# I Spivak calculus, page 123 - if n is odd, then the 'n'th degree polynomial equation f(x) has a root

1. Apr 3, 2016

### Alpharup

In chapter 7 of Spivak calculus, it is proved that if n is odd, then the 'n'th degree polynomial equation f(x) has a root. I do understand what goes into the proof and can follow steps easily.
But, my question is
1.How did they think of a proof like that?
2.By trial and error, did they find the set of values of x where the conditions for Intermediate Value theorem are satisfied?

2. Apr 3, 2016

### andrewkirk

One knows from experience with polynomials that, if they have odd order, they go to $+\infty$ as $x\to\infty$ and to $-\infty$ as $x\to -\infty$. The manipulations in the proof are simply a way of formalising that so that, given a set of polynomial coefficients, we get an expression for how big $|x|$ has to be for the polynomial to be certainly negative at $-x$ and positive at $x$. The approach taken is to separate the polynomial into a part that is constant and a part that shrinks to zero as $|x|\to\infty$, because that allows us to quantify how big $|x|$ needs to be for us to be sure that the constant part wins, so that the sign of the polynomial value will be the same as the sign of $x^n$ which is the same as the sign of $x$ (because $n$ is odd).
No. The proof doesn't have to find the value, and doesn't do so. It is a proof that the root exists. It says nothing about how to find it. To find the value, one would use Numerical Analysis techniques, unless a factorisation suggested itself.

3. Apr 5, 2016

### mathwonk

in my opinion writing the proof as mike does makes it look mysterious when actually it is easy. the point is just to show that f(x) goes to + infinity as x does, and f(x) goes to - infinity as x does. hence it must equal zero somewhere. but he is being super pedantic and actually showing how to express the points where f(x) is positive and negative in terms of the coefficients. really, by the factorization he used near the beginning, pulling out a factor of x^n, he is reducing to the case of the polynomial x^n.
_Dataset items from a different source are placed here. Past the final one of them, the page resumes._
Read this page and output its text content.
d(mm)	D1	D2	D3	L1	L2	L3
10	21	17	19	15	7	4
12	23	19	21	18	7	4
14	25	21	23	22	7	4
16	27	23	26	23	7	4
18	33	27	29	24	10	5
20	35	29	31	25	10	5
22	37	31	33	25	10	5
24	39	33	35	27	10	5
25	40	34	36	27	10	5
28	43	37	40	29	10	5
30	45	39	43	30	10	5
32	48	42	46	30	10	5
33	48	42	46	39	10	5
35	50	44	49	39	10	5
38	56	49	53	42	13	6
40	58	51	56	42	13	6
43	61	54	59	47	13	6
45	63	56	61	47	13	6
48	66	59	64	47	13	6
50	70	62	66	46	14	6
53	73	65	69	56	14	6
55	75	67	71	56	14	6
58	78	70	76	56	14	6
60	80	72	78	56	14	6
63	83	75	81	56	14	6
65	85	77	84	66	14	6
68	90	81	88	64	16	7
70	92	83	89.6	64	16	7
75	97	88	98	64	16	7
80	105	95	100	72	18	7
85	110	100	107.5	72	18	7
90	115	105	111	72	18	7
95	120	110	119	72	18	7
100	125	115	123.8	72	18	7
he could have made it look easier by proving as lemmas that result for x^n, and then also proving that c/x^k goes to zero for any constant c and any exponent k ≥ 1.

4. Apr 5, 2016

### HallsofIvy

Staff Emeritus
I don't know if this is what you would consider "super-pedantic" but the fact that f is a polynomial of odd degree does NOT immediately imply that "f(x) goes to + infinity as x does, and f(x) goes to - infinity as x does. It depends upon the leading coefficient. If the leading coefficient is positive then this is true. If the leading coefficient is negative then "f(x) goes to - infinity as x goes to + infinity" and "f(x) goes to + infinity as x goes to - infinity". Of course, in either case, f must have a 0 somewhere.

5. Apr 6, 2016

### Alpharup

This is really logical...

6. Apr 7, 2016

### mathwonk

quite right Halls for the general case. however if you read the cited section in Spivak (theorem 9, chapter 7, in my edition), you will see that he considers only monic polynomials f(x), which is why i said what i did, since with Spivak's definition of f(x), i.e. leading coefficient = 1, hence positive, it is correct.

7. Apr 7, 2016

### HallsofIvy

Staff Emeritus
Thanks for letting me know that.

8. Apr 7, 2016

### mathwonk

I should have been more self contained, but after a moments reflection I decided to save writing. Unfortunately it made my comment understandable only by people actually reading spivak. Of course, as Halls explains, we also have the theorem not just in the monic case, but for all odd degree real polynomials.

Last edited: Apr 7, 2016